Le propriétaire de la scale-up est conscient qu’il ne deviendra pas un géant. “Nous ferons peut-être, un jour, 50 millions de chiffre d’affaires. Ce n’est pas dans notre domaine que se situent les gros montants. Nous sommes loin du milliard des majors, nous occupons une niche un peu délaissée.”

Mais il avance. Fièrement, le voilà qui vient d’annoncer un partenariat avec Urbike pour créer un circuit de recyclage. “C’est très compliqué parce que c’est extrêmement réglementé et que personne ne se met réellement en mouvement, au-delà des rapports de consultants. Nous mettons des poubelles vertes dans les salles d’opération et nous travaillons avec des spécialistes du recyclage hospitalier. C’est imparfait. Mais c’est un début significatif.”

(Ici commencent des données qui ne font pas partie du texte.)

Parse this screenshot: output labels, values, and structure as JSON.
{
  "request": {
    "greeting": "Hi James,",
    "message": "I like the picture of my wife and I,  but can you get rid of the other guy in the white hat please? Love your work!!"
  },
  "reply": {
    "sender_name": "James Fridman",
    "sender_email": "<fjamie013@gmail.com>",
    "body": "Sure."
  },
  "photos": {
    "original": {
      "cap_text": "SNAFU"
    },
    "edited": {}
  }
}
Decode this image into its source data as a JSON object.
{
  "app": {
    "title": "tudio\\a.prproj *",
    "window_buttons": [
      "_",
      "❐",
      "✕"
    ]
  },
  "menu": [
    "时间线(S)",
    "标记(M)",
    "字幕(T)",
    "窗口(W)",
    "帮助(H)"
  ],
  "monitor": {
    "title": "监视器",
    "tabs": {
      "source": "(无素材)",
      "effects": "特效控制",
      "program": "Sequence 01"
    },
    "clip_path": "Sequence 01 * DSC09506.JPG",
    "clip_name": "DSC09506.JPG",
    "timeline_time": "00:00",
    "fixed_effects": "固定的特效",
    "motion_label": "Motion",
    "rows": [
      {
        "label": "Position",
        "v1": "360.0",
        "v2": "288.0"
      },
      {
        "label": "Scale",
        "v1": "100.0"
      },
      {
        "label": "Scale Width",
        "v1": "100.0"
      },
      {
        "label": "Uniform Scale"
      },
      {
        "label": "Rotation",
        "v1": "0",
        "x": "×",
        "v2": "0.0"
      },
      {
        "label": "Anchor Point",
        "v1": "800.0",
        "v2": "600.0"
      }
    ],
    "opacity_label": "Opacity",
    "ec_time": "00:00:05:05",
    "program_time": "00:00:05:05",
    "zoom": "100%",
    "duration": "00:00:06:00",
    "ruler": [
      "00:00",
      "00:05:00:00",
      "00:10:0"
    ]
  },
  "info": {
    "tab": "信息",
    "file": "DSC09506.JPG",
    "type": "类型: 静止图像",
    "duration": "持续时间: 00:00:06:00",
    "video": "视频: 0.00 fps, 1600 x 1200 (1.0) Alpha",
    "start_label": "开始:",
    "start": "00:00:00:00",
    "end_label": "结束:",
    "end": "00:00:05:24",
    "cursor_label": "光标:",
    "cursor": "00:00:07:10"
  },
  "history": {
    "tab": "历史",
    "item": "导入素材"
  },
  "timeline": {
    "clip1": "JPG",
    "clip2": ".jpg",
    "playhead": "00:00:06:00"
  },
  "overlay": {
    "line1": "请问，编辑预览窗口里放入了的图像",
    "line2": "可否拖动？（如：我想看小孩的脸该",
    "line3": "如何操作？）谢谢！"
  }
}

Dans la démarche d’Hasa Optix, il y a quelque chose d’assez humble, au fond. “Après 35 ans de carrière, à près de 60 ans, je me suis demandé si j’allais encore me lancer dans de telles démarches, confie Eric T’Scharner. Mais la valeur des gens avec qui je me suis lancé m’a convaincu. Nous faisons gagner 10 ans à Rayer. Si on y arrive, à un moment donné, ils reprendront le tout. Mais le plus important, c’est de pouvoir jouer un rôle, modestement, sur une cause centrale pour l’Organisation mondiale de la santé.”

D’ailleurs, au détour de notre échange, le chief everything officer met en avant son rêve ultime: “La cataracte est la première source de cécité dans le monde. Dans 75% des pays du monde, on n’opère pas ce mal à temps. Un des défis qui m’anime, c’est d’y travailler le jour où l’on sera rentable. Je rêve de pouvoir mettre ces instruments à disposition de médecins dans des régions où ils n’ont pas les moyens d’en disposer”. Comme une ultime démonstration qu’une entreprise peut être citoyenne.